Por outras palavras, a disponibilidade de cuidados de saúde mental acessíveis a toda a população está cada vez mais comprometida — e essa é uma importante barreira à obtenção de cuidados para todos, mesmo para aqueles em que o estigma não é um obstáculo. É por isso da maior pertinência o tema definido pela World Federation of Mental Health (WFMH) e Organização Mundial de Saúde (OMS), para a comemoração deste ano do Dia Mundial da Saúde Mental, a 10 de Outubro: “A saúde mental é um direito humano universal.”

Este é um lema pelo qual vale a pena lutar. Implica combater o estigma, informando todas as pessoas sobre o que são as doenças mentais e os seus tratamentos, para que ninguém deixe de procurar ajuda quando está a sofrer. Implica também aumentar o acesso aos cuidados de saúde mental, tomando todas as medidas políticas necessárias para que todos os que necessitem de cuidados de saúde mental os recebam.
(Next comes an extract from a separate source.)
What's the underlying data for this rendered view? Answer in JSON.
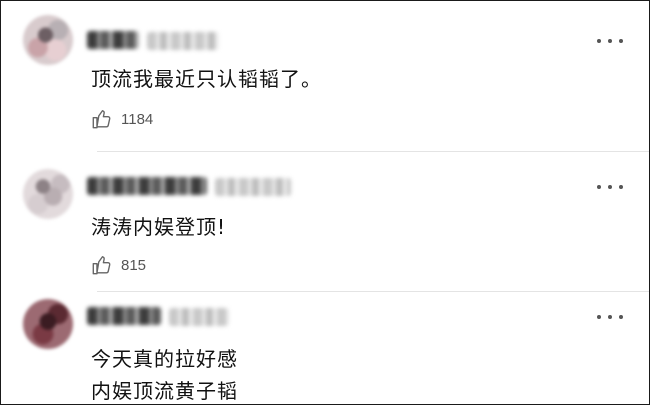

Porém, fazer da saúde mental um direito universal vai muito para além disso — é obrigatório para a prossecução de uma melhor saúde em todas as áreas e para o nosso bem-estar social e relacional. Mas significa ainda mais. Ter uma boa saúde mental permite exercer todos os outros direitos humanos universais — a começar pela liberdade. Estar mentalmente doente é estar numa prisão invisível que nos impede de viver a nossa vida normalmente, de desenvolver relações saudáveis e gratificantes, de ter acesso às nossas capacidades intelectuais por forma progredir na educação e no trabalho. Impede-nos de pensar como gostaríamos e de expressar o melhor possível esses pensamentos. Por tudo isso, a saúde mental tem de ser um direito humano universal. Porque lutar pela saúde mental é lutar pela liberdade.